Türkiye yabancılar için artık oldukça uygun bir pazar. Turizm, ihracat ve gayrimenkul alımı konularında yüksek döviz kuru ciddi fırsatı içerisinde bulunduruyor, sektör onlar için doğal olarak çok cazip. Yabancıya satışı yapılan projeler için yüksek döviz kuru, fırsat anlamına geliyor ancak şu durumu da dile getirmeliyiz; yabancılar kârlarını döviz cinsinden  hesaplar. Bu yüzden döviz yukarı yönlü olmaya devam ederse, yabancıların kâr beklentisi de olmayacak ve alıma geçmeyeceklerdir. Kurların stabil olması öngörülebilirlik ve yabancıya satış için çok önemli diye düşünüyorum. Şu anki ekonomik göstergelere baktığımızda en azından stabil durumu yakaladığımızı düşünüyoruz. Geçen yıl yaklaşık 58 bin 500 adet ve yaklaşık 6 milyar dolar cirosu ile yabancıya satışın rekor tazelediği bir yıl oldu. Bu yıl da sektör olarak hedefimiz 70 bin adet seviyesini yakalayabilmek. Bu rakama çıktığımızda bile toplam satış içerisindeki yabancıya satışın payı yüzde 5’in altında kalıyor. Yabancıya gayrimenkul satışına sadece bir gayrimenkul satışı olarak bakmamız gerekiyor. Öncelikle ülkemize ciddi bir döviz girdisi sağlanması demek. Buna ek olarak buraya gelen yabancılar başta turizm olmak üzere, yeme içme, mobilya, perakende gibi birçok sektörden alım yaparak çarpan etkisi ile ekonomiye katkı sağlıyor. Yabancıya satışın ihracat statüsüne alınarak, bu kapsamda farklı desteklerin verilmesi oldukça yerinde olacaktır.

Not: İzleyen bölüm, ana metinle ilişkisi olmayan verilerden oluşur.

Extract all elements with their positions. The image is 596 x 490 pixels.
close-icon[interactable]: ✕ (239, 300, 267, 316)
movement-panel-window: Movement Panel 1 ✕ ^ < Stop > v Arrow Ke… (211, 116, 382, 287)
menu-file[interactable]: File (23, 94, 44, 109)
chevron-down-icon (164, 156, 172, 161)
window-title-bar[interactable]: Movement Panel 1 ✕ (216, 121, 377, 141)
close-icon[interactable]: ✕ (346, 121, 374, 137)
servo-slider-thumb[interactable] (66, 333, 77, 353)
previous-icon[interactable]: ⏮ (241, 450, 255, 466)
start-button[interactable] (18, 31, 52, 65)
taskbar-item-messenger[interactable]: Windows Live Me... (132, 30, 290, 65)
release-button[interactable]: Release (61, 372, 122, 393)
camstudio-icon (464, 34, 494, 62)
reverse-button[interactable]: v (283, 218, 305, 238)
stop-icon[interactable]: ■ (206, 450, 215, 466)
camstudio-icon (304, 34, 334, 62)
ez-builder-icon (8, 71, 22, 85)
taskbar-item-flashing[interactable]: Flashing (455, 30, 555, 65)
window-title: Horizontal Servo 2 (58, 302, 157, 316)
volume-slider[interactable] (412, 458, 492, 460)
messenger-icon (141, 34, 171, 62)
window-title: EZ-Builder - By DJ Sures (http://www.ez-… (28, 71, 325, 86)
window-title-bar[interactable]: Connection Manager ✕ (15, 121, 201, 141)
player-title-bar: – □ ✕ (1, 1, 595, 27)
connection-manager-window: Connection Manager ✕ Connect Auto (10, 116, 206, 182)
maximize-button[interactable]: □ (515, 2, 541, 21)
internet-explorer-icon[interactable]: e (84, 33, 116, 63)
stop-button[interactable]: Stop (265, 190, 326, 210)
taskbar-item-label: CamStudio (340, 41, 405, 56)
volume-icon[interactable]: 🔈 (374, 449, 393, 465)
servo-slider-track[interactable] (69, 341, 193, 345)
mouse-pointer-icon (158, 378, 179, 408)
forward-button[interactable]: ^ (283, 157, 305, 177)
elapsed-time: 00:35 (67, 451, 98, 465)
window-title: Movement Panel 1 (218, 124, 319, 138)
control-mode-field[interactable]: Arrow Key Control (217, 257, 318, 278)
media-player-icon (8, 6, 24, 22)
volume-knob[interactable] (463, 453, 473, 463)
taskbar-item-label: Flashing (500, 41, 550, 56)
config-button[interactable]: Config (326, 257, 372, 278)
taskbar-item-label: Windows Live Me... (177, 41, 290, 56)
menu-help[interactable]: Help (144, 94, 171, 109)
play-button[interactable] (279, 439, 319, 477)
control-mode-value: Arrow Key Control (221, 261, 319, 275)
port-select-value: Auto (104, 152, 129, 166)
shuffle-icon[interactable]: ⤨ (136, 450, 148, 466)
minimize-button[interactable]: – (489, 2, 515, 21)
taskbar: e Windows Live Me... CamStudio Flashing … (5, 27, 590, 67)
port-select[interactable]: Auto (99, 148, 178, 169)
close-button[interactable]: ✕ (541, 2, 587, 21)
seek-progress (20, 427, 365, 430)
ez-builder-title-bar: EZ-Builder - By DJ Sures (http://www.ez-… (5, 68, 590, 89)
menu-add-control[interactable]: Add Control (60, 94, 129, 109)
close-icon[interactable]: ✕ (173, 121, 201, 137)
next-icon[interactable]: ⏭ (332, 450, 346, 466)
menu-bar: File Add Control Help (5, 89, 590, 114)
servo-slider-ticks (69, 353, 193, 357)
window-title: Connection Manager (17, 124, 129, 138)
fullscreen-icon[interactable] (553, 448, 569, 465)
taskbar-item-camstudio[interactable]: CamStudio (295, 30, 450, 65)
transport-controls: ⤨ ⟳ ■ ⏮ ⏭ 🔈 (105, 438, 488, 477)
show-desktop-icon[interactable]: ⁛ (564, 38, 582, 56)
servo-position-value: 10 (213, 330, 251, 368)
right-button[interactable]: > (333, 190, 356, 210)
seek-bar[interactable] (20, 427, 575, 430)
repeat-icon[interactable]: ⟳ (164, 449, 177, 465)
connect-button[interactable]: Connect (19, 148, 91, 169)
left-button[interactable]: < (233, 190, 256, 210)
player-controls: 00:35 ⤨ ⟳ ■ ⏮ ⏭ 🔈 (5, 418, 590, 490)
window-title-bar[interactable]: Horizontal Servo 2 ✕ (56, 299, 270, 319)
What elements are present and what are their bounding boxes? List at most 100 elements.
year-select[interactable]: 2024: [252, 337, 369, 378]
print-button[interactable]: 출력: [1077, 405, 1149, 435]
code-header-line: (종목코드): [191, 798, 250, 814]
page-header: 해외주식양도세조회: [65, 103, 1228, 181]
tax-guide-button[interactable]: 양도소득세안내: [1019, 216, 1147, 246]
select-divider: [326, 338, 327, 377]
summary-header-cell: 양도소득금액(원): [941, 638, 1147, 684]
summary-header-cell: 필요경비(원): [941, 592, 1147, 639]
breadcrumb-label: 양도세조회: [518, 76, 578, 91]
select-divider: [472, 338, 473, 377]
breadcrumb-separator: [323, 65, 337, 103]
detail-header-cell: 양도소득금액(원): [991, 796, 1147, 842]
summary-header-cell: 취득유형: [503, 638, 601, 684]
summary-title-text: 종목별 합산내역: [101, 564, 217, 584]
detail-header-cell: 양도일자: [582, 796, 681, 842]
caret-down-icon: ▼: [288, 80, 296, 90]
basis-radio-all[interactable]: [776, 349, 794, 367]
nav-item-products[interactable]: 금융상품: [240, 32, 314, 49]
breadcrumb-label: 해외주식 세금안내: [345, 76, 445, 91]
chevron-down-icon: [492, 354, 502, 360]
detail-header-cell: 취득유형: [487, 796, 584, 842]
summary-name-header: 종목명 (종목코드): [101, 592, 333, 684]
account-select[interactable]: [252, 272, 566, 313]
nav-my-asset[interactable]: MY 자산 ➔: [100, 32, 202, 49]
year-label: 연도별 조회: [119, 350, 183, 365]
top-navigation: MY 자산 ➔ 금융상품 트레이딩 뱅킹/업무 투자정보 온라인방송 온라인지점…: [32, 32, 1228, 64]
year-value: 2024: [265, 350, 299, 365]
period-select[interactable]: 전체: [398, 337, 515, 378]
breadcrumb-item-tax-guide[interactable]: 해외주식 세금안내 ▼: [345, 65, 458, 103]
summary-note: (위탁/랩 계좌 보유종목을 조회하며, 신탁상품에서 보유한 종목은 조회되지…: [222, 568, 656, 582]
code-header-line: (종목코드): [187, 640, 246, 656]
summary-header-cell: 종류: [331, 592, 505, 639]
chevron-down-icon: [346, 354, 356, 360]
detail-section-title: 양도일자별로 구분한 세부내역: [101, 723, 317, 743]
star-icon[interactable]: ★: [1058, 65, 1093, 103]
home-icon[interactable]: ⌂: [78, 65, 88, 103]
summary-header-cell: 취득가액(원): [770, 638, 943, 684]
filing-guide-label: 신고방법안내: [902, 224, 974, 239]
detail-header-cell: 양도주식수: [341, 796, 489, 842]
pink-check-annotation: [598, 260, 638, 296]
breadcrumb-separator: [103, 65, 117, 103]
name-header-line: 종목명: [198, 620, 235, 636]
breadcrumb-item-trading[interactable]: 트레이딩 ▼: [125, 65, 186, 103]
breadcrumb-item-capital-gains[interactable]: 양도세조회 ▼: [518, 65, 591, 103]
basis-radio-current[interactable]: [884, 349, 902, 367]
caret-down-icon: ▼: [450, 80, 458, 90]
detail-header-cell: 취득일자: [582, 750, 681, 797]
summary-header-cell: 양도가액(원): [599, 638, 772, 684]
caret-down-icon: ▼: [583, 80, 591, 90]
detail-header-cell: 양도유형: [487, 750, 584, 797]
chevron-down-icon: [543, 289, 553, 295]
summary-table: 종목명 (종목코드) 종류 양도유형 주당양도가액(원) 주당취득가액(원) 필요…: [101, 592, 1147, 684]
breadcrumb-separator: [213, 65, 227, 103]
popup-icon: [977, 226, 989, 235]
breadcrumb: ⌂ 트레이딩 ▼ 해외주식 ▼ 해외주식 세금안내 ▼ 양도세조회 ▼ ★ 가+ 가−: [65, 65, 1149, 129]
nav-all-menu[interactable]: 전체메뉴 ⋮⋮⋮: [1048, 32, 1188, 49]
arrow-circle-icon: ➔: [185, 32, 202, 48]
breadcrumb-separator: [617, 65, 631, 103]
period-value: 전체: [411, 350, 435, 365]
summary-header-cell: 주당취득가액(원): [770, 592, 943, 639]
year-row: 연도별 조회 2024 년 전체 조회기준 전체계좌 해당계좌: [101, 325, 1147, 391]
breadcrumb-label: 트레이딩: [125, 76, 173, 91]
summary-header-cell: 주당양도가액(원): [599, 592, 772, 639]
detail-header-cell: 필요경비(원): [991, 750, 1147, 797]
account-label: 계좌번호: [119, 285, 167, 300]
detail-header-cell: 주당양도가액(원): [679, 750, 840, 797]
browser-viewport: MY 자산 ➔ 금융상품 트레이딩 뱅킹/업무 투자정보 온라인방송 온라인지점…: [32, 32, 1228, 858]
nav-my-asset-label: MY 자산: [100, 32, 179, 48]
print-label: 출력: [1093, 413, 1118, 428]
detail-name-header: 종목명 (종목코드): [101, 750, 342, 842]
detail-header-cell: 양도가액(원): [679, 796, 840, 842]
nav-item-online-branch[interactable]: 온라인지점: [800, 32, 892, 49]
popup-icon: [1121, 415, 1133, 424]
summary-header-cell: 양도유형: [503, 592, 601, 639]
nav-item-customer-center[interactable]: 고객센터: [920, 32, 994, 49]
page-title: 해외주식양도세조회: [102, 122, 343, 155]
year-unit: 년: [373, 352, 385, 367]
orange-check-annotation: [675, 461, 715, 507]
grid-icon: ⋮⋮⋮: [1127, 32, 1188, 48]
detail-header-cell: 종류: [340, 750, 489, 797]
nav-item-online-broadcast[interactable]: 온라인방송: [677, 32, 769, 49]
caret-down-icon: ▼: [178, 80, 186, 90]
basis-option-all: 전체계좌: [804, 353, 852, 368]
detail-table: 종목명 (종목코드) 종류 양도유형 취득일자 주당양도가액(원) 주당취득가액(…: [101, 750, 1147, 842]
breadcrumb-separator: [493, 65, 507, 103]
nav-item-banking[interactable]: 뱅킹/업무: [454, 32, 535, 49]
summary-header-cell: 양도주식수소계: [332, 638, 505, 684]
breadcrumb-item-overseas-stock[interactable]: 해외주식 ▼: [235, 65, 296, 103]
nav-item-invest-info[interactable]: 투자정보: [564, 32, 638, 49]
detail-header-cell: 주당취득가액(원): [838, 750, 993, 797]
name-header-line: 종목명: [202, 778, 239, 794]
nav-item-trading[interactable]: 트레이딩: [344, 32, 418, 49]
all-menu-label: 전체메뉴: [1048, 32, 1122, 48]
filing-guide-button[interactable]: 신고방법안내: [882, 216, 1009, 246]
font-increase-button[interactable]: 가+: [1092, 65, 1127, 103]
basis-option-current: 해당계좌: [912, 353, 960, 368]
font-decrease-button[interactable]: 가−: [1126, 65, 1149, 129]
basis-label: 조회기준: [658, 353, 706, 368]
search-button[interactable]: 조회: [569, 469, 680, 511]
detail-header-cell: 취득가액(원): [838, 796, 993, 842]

Ve son olarak yeni projelerden bahseder misiniz? Hangi bölgelerde planlanıyor ve projeler neler vadediyor?

Arazi geliştirme ve projelendirme çalışmalarının ardından basın lansmanını gerçekleştirdiğimiz Selenium Park projemizin devam eden inşaat süreci ile 2022 yılına başladık. Yıl içerisinde Selenium Park’ın inşasına ve iletişim çalışmalarına odaklanacağız. Ağustos 2023’te teslim edeceğimiz Selenium Park’ı yaklaşık 1 milyar TL yatırımla duyurmanın ve çok kısa sürede de yüzde 53’ün üzerinde bir satış başarısı yakalamış olmanın memnuniyetini yaşamaktayız. Ayrıca, yıl boyunca Ataköy bölgesinde teslimini gerçekleştirdiğimiz üç farklı projemizdeki ticari gayrimenkullerin satış ve kiralaması devam ederken, Selenium Park projemizin de satışları devam edecek. Bunlara ek olarak İstanbul ve şehir dışında yeni proje anlaşmalarını da kamuoyuna duyurmayı hedeflemekteyiz.